La povertà è invece più contenuta tra i single e tra le coppie senza figli di giovani e adulti: l’incidenza a livello nazionale è infatti pari al 3,5% per i single e al 4,8% per le coppie. A livello territoriale non si rilevano inoltre differenze importanti nell’incidenza della povertà tra le famiglie  con a capo un uomo e quelle con a capo una donna, ma va rimarcato che sono donne la quasi totalità degli anziani soli (circa l’81%) e dei monogenitori soli (circa l’83%).

Nella descrizione dei profili familiari di povertà assumono particolare rilevanza le caratteristiche della persona di riferimento: oltre all’età, al sesso e al livello di istruzione, risultano importanti la partecipazione al mercato del lavoro, la condizione e la posizione professionale, fattori tutti strettamente associati tra loro. Nelle famiglie con a capo una persona con basso titolo di studio si evidenzia un’incidenza della povertà del 17,6%, quattro volte superiore a quella che si osserva tra i nuclei con a capo una persona che ha conseguito almeno la licenza media superiore (4,5%). Infine – come già rilevato – tra le famiglie con a capo un lavoratore autonomo circa 8 su 100 sono in condizione di povertà; la quota sale a 9 tra i nuclei in cui la persona di riferimento è un lavoratore dipendente e a 12 tra quelli con capofamiglia ritirato dal lavoro.

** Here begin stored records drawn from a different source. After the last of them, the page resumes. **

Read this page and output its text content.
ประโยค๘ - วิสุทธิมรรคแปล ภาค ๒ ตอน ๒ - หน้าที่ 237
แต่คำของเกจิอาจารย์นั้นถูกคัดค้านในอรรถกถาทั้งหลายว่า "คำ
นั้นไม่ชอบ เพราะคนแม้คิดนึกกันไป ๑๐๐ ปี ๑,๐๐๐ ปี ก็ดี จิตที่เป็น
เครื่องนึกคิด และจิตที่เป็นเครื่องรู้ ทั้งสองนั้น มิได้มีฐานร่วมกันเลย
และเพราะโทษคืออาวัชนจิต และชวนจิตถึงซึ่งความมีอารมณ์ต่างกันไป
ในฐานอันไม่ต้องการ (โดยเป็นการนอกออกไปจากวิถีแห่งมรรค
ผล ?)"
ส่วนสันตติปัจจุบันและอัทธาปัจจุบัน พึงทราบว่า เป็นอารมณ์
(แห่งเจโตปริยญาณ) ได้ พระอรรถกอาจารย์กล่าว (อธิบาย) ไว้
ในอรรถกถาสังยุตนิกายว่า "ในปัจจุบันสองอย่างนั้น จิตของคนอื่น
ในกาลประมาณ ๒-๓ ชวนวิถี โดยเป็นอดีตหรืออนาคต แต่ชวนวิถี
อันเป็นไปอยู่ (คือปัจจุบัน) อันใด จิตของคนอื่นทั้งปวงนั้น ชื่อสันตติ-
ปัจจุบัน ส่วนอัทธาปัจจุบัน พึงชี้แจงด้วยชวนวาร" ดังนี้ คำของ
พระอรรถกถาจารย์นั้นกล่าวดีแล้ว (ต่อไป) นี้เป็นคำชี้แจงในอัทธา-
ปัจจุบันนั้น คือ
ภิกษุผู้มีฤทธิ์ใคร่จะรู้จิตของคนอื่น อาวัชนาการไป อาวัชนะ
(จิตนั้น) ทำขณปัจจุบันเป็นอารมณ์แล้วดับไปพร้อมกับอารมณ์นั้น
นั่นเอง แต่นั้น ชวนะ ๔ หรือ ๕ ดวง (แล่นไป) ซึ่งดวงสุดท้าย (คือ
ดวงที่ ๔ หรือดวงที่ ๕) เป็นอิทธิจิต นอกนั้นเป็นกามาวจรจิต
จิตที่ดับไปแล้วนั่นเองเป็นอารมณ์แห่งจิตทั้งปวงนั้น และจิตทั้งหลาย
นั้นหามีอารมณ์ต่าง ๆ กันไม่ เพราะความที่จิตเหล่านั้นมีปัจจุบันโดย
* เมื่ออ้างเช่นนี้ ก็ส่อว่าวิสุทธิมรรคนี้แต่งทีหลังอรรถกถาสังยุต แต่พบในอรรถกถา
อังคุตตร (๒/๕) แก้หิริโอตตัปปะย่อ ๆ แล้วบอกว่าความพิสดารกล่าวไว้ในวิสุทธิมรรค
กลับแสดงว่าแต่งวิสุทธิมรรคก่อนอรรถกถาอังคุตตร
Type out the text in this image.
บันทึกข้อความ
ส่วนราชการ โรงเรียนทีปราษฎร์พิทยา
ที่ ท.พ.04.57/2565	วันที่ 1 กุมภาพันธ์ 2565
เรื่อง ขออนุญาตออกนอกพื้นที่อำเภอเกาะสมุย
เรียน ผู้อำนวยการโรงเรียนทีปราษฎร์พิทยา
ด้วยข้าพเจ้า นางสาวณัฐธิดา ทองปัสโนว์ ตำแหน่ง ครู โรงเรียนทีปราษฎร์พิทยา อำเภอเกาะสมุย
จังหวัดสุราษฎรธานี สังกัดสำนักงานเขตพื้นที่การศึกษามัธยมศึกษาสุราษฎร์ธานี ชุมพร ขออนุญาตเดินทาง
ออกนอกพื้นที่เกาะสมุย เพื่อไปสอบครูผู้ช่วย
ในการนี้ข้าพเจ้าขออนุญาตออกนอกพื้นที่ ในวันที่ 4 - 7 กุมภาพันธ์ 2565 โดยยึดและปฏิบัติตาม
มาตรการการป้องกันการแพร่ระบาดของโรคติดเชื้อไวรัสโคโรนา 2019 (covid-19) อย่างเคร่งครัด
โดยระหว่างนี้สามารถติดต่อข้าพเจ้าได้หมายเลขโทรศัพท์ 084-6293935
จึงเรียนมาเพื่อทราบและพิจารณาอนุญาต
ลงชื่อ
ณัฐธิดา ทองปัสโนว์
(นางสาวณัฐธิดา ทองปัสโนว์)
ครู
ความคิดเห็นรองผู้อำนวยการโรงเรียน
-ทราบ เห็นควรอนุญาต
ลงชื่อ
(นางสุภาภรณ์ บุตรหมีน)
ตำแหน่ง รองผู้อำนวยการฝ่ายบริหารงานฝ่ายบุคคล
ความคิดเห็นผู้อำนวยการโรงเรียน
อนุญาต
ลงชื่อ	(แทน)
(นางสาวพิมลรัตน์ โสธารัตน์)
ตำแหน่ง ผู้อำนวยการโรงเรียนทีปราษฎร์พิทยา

In generale l’esclusione dal mercato del lavoro della persona di riferimento determina situazioni di accentuato svantaggio: è povero quasi un terzo delle famiglie (31,4%) con a capo una persona in cerca di occupazione e di queste oltre l’83% risiede nel Sud (ove l’incidenza raggiunge il 43%). Più di un quarto delle famiglie (26,1%) con almeno una persona in cerca di occupazione vive in povertà relativa e si sfiora il 40% se a cercare lavoro sono due o più persone. Inoltre la scarsa capacità reddituale del capofamiglia si associa a peggiori condizioni economiche del nucleo: tra le famiglie con persone in cerca di occupazione, quelle con a capo un ritirato dal lavoro vivono il disagio più marcato (l’incidenza è del 26,8%) mentre è più limitato quello delle famiglie di lavoratori autonomi (19,3%).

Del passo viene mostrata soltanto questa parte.